As evening falls, restless Jeffrey walks to Williams’ home to see if more information is available. The detective stays mum on any developments, and warns Jeffrey not to talk about the ear. Moments later, as Jeffrey walks home on the deserted street, a figure emerges from the darkness and calls to him, “Are you the one who found the ear?”
The figure is the detective’s fetching, young daughter, Sandy (Laura Dern). Having overheard details about the crime at home, she is eager to explain. The high-school senior instantly likes the curious college boy, and fills him in on a mysterious local chanteuse, Dorothy Vallens (Isabella Rossellini), who lives in an apartment building nearby and performs at a club across town.

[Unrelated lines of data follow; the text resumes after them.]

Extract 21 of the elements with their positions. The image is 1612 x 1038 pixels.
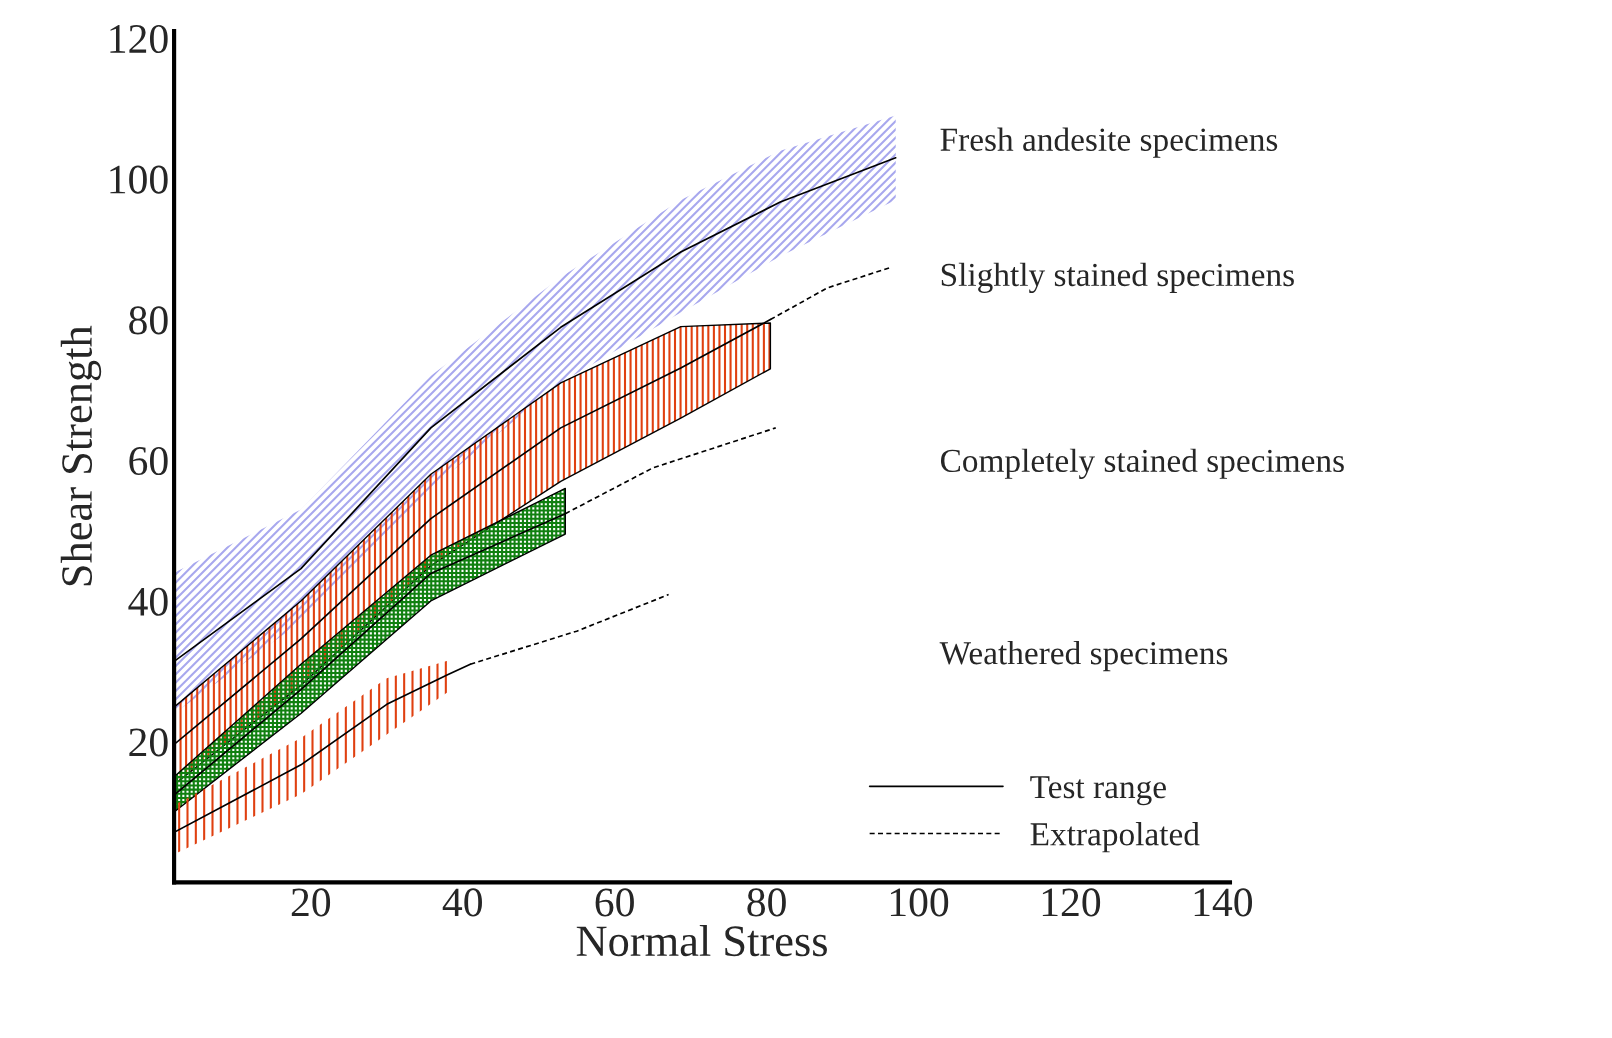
y-tick-label: 80 [129, 306, 168, 335]
x-tick-label: 80 [747, 888, 786, 917]
y-tick-label: 60 [129, 446, 168, 476]
x-axis-title: Normal Stress [576, 924, 827, 957]
series-label: Fresh andesite specimens [940, 127, 1278, 158]
y-tick-label: 100 [110, 165, 168, 194]
x-tick-label: 60 [595, 888, 634, 917]
x-tick-label: 40 [442, 888, 482, 917]
x-tick-label: 120 [1042, 888, 1101, 917]
annotation: Extrapolated [1030, 822, 1200, 853]
y-axis-title: Shear Strength [60, 325, 102, 586]
annotation: Test range [1030, 776, 1166, 806]
y-tick-label: 40 [128, 587, 168, 616]
x-tick-label: 100 [890, 888, 949, 917]
x-tick-label: 140 [1194, 888, 1253, 917]
x-tick-label: 20 [291, 888, 331, 917]
text: Completely stained specimens [940, 448, 1344, 479]
y-tick-label: 120 [110, 24, 168, 54]
text: Slightly stained specimens [941, 262, 1294, 294]
text: Weathered specimens [939, 640, 1228, 672]
y-tick-label: 20 [129, 728, 168, 757]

Intrigued, Jeffrey asks Sandy to help him spy on Dorothy. Their combined efforts ultimately allow him to sneak into Dorothy’s apartment, where he witnesses a frightening nocturnal visit from the vicious Frank Booth (Dennis Hopper), who beats and rapes Dorothy. Jeffrey learns that Dorothy’s husband and child are being held hostage by Booth, who is dangerously obsessed with her. When Jeffrey later tells Sandy what he witnessed, she wonders, “I don’t know if you’re a detective or a pervert,” to which he replies, “That’s for me to know and you to find out.”
On the heels of the big-budget disaster Dune, Lynch, who at the time was best known for his lurid “midnight movie” Eraserhead and the more polished drama The Elephant Man, was given the opportunity to produce his screenplay Blue Velvet. Elmes, an Eraserhead collaborator and longtime friend, understood Lynch’s vision, and the two had an easy shorthand. The cinematographer used an anamorphic canvas for the first time, and he loved the experience, noting it was “a beautiful shape to compose in.” Elmes, who received awards from both the National Society of Film Critics and the Boston Society of Film Critics Awards for his work on Blue Velvet, would soon collaborate with Lynch again on Wild at Heart.
This Blu-ray from Fox Home Entertainment offers rich and incredibly vivid colors that are solid and stable in even the lowest light; the image should generally impress the film’s many fans. Elmes carefully layered blacks look consistent with the film’s theatrical version, and the image quality has a vibrant, very pleasing, film-like consistency throughout. The only image problem — a brief one — is a pair of soft, white blemishes that appear in the center of the frame just after the final opening title card and remain visible through most of the first sequence. (The dots are visible from 1:47-3:45.) An identical problem appeared in the 2002 DVD release. These distracting imperfections mar this otherwise-solid image transfer. The 5.1 DTS HD audio is clear and makes good use of the surround front stage of right, center and left channels, with a particularly strong bass line.
Most of the excellent supplements on this disc first appeared on the 2002 DVD, including Mysteries of Love, a 70-minute documentary featuring key cast and crew and the Siskel & Ebert At the Movies debate about the film from the 1986 broadcast. The standout new supplement in this package is a collection of recently discovered outtakes from the film. There is nearly an hour’s worth of scenes that offer fascinating glimpses of dropped subplots and lost characters, particularly Jeffrey’s college girlfriend (played by a young Megan Mullally).
This new HD treatment of Lynch’s beautifully realized, erotically charged and completely unique vision of suburbia’s dark corners has long been anticipated. The inviting and incandescent images still radiate exceptional power, and it takes little more than a brush with Blue Velvet to understand why it is a modern classic of American cinema.